Aus dem Augenwinkel behalte ich ihn im Auge, bis er sich wegdreht. Ich kann sein Gesicht jetzt nicht mehr sehen, doch seine lässige Körperhaltung mit den aufs Geländer gestützten Ellenbogen vermittelt eine Ruhe, die so gar nicht mit dem übereinstimmt, wie er sich vorhin verhalten hat. Entweder er strengt sich sehr an, um entspannt zu wirken, oder es hat sich etwas geändert. Da ich ihn nicht fragen kann, zumindest nicht, wenn ich eine wahrheitsgemäße Antwort erwarte und mein Gesicht wahren will, wende ich den Blick stattdessen in die Ferne.

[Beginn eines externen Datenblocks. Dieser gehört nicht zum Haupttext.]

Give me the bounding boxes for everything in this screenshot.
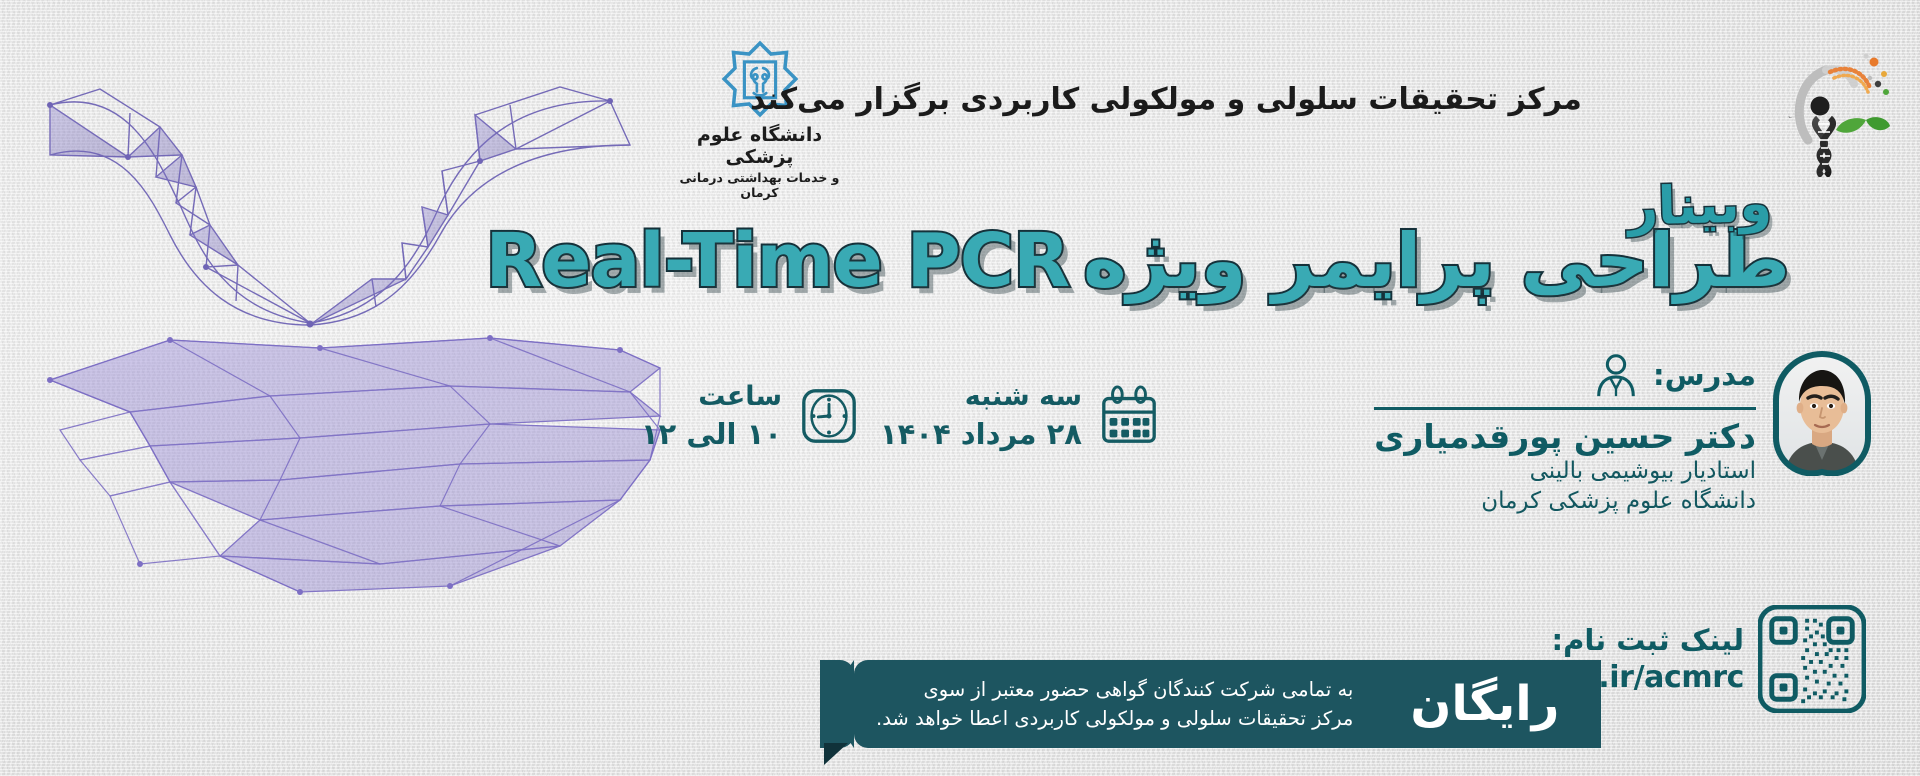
free-badge-label: رایگان: [1392, 680, 1575, 728]
free-banner-line1: به تمامی شرکت کنندگان گواهی حضور معتبر ا…: [924, 678, 1354, 701]
event-time-block: ساعت ۱۰ الی ۱۲: [641, 380, 860, 452]
title-kicker: وبینار: [1628, 178, 1773, 233]
applied-cellular-and-molecular-research-center-logo: Applied Cellular and Molecular Research …: [1778, 22, 1898, 177]
free-certificate-banner: رایگان به تمامی شرکت کنندگان گواهی حضور …: [820, 660, 1601, 748]
clock-icon: [798, 385, 860, 447]
event-time-value: ۱۰ الی ۱۲: [641, 416, 782, 452]
calendar-icon: [1098, 385, 1160, 447]
university-identity-block: دانشگاه علوم پزشکی و خدمات بهداشتی درمان…: [672, 40, 847, 200]
speaker-label: مدرس:: [1653, 358, 1756, 392]
speaker-portrait-photo: [1770, 350, 1874, 476]
registration-label: لینک ثبت نام:: [1417, 623, 1744, 658]
svg-text:Applied Cellular and Molecular: Applied Cellular and Molecular Research …: [1778, 22, 1794, 118]
event-date-value: ۲۸ مرداد ۱۴۰۴: [880, 416, 1082, 452]
speaker-divider: [1374, 407, 1756, 410]
event-weekday: سه شنبه: [880, 380, 1082, 414]
title-main-line: طراحی پرایمر ویژه Real-Time PCR: [570, 224, 1790, 298]
free-banner-body: رایگان به تمامی شرکت کنندگان گواهی حضور …: [854, 660, 1601, 748]
poster-canvas: Applied Cellular and Molecular Research …: [0, 0, 1920, 776]
title-latin: Real-Time PCR: [485, 224, 1069, 298]
low-poly-open-hand-illustration: [20, 320, 720, 610]
free-banner-ribbon-tail: [820, 660, 854, 748]
registration-qr-code[interactable]: [1758, 605, 1866, 713]
instructor-person-icon: [1591, 350, 1641, 400]
poster-title-block: وبینار طراحی پرایمر ویژه Real-Time PCR: [570, 178, 1790, 298]
free-banner-text: به تمامی شرکت کنندگان گواهی حضور معتبر ا…: [854, 675, 1353, 734]
organizer-headline: مرکز تحقیقات سلولی و مولکولی کاربردی برگ…: [750, 82, 1780, 118]
speaker-block: مدرس: دکتر حسین پورقدمیاری استادیار بیوش…: [1314, 350, 1874, 517]
free-banner-line2: مرکز تحقیقات سلولی و مولکولی کاربردی اعط…: [876, 707, 1353, 730]
event-time-label: ساعت: [641, 380, 782, 414]
event-date-block: سه شنبه ۲۸ مرداد ۱۴۰۴: [880, 380, 1160, 452]
university-name-line1: دانشگاه علوم پزشکی: [672, 124, 847, 168]
speaker-affiliation: دانشگاه علوم پزشکی کرمان: [1314, 486, 1874, 516]
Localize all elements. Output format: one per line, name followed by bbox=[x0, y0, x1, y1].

Die Wolkenkratzer der Stadt erstrecken sich bis zum Horizont. Über viele der Häuser können wir aus dieser Höhe hinwegsehen, aber vor allem im Regierungsviertel sind die weißen Türme mit ihren verglasten und bepflanzten Fassaden wie ein Gebirge, das in den Himmel ragt. Momentan ist der Himmel klar, aber wenn dicke Regenwolken ihn bedecken, hüllen sie die Spitzen der höchsten Häuser in ihren wattigen Dunst ein.

Kaz' Earpod piept und reißt uns beide jäh aus unseren Gedanken. Er zuckt am Geländer zusammen und ich schrecke auf meiner Sonnenliege nach vorn, was mir wieder einen stechenden Schmerz durch Rücken und Rippen jagt. Mit einem Augenzwinkern verabschiedet er sich. Ich rolle mit den Augen und lasse mich zurücksinken.